A feature screenplay Schmidt wrote, Mountain of Fire, is based on a true story and currently in pre-production. John teaches cinematography, editing, documentary production, pre-production, production, post-production. “I love teaching, and finding that balance between theory and practice. I want to see my students excel in every aspect of life, and to work on projects which affect culture. I also desire to see their own lives of character affect others in the industry, or whatever walk of life on which they embark.”
“Game design is a powerful storytelling medium because players become part of a story and explore consequences of choices.” Michael is a narrative game designer prototyping his independent game, Telmahre, which explores using virtual space as a metaphor for a character’s mental state. In his first year at Biola, he has developed the new Game Design program for CMA. Michael has also taught game design, digital technology, digital art or computer science at several colleges. MFA USC, BA UCSD.
Camille Tucker is a Sundance alum who has sold scripts to major studios such as Sony, Universal, New Line, Fox TV and Disney. She holds a BA in Creative Writing from UCLA, an MFA in screenwriting from Loyola Marymount and an MA in theology and film from Fuller Seminary. Camille is the proud co-writer of Lifetime’s hit TV movie, The Clark Sisters: The First Ladies of Gospel which debuted with 2.7 million viewers, is the highest-rated Lifetime movie since 2016, and has had over 13.4 million viewers to date.
With a B.A. in English literature and creative writing from UCLA and an M.F.A. in writing for the screen from Loyola Marymount University, Camille Tucker brings both academic and industry experience to her role at Biola. While an assistant at Walt Disney Studios, she first launched her filmmaking career with the short film Sweet Potato Ride, executive produced by Bill Duke (Predator, Deep Cover, Sister Act II). She has since sold seven screenplays and a TV pilot to major studios including Sony, Universal, New Line, Fox TV and Disney Studios and has worked with producers such as Robert De Niro, Jane Rosenthal, Marc Platt, Todd Garner, Debra Chase and John Singleton.
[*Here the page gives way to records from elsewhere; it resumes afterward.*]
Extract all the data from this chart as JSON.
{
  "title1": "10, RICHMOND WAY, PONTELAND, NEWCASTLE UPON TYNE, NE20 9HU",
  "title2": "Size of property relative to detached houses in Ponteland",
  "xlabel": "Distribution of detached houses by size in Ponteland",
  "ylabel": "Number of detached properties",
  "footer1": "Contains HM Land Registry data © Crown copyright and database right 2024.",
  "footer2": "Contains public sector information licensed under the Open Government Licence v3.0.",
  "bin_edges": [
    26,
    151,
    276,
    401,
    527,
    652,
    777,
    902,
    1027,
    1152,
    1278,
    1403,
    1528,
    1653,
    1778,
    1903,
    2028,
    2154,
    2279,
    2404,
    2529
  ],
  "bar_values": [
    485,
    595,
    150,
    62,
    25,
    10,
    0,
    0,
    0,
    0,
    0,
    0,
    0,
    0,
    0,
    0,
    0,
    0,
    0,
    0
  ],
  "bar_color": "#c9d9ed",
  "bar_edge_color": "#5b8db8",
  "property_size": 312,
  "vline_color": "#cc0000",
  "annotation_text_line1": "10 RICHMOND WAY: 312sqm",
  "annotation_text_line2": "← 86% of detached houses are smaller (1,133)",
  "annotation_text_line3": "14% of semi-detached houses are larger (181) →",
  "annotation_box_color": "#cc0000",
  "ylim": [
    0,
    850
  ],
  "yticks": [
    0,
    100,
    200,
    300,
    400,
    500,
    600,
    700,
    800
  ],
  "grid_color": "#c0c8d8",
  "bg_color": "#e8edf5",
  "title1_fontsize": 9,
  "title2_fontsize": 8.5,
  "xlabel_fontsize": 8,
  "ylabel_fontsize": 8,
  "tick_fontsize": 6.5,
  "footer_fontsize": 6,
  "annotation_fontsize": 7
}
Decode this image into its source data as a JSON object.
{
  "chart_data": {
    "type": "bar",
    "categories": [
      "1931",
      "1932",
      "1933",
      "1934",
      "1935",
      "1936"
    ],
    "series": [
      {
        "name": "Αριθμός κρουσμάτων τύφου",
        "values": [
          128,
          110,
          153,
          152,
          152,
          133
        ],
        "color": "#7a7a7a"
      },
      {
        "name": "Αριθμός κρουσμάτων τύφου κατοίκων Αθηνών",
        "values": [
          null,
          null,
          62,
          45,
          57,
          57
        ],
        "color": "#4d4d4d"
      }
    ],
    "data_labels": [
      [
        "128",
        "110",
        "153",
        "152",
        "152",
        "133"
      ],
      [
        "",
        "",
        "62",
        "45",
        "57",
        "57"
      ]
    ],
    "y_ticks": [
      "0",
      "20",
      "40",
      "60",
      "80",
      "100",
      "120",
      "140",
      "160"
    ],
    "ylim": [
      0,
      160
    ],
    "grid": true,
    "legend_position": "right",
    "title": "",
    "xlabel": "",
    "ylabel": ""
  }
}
A writer/director, Camille has completed seven short films. Her short film Cellular won Best Narrative Short at the 2013 Roxbury International Film Festival, and she has also been a semi-finalist in the Motion Picture Academy's Nicholl Screenwriting Competition and a two-time Sundance Writer's Lab semi-finalist.
In the fall of 2014, Camille came on board as full-time faculty as a professor of screenwriting at Biola, teaching beginning, intermediate and advanced screenwriting, as well as classes that help students to hone their skills in character development and screenplay coverage.
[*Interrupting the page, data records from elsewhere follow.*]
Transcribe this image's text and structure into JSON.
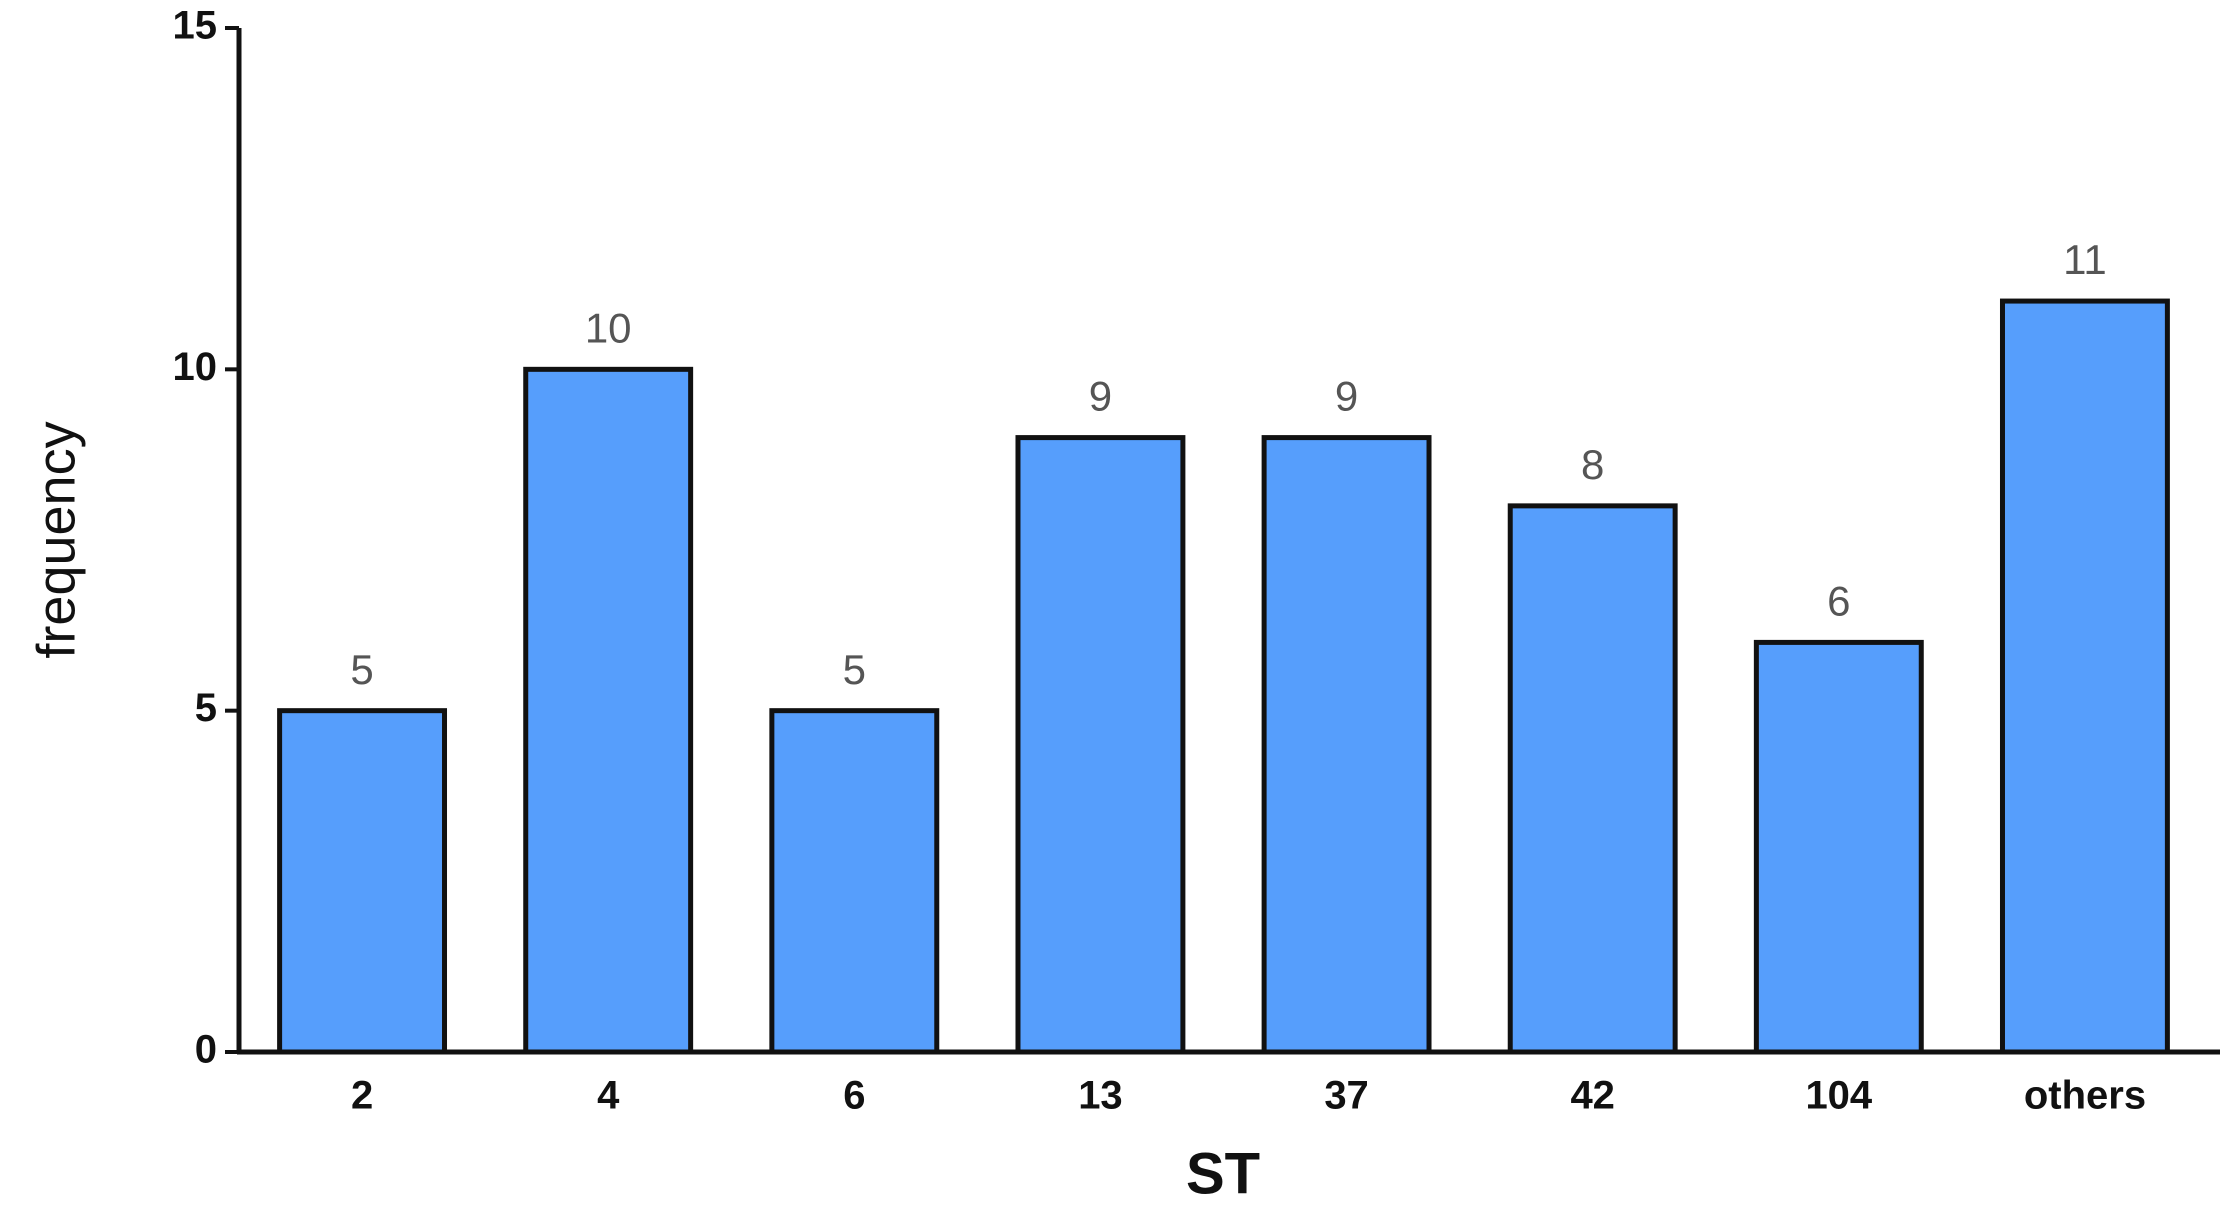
{
  "chart_data": {
    "type": "bar",
    "x_label": "ST",
    "y_label": "frequency",
    "categories": [
      "2",
      "4",
      "6",
      "13",
      "37",
      "42",
      "104",
      "others"
    ],
    "values": [
      5,
      10,
      5,
      9,
      9,
      8,
      6,
      11
    ],
    "color": "#569efc",
    "ylim": [
      0,
      15
    ],
    "yticks": [
      0,
      5,
      10,
      15
    ]
  }
}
Recently, Camille directed a trailer for the TV series Sorority Sistaz, a project that utilized both Biola students and industry professionals as cast and crew. She is shopping this project, as well as crime thriller, Unseen, sci-fi, Launch and a host of other projects.
Camille is passionate about breaking barriers for women in front of and behind the camera. She writes and directs female characters in strong, imaginative and courageous roles. She is a member of the Writers Guild of America. In her spare time, she loves giving back by volunteering to help at-risk youth and women in crisis. If you’re a friend, she just might make you a pot of her dirty south gumbo.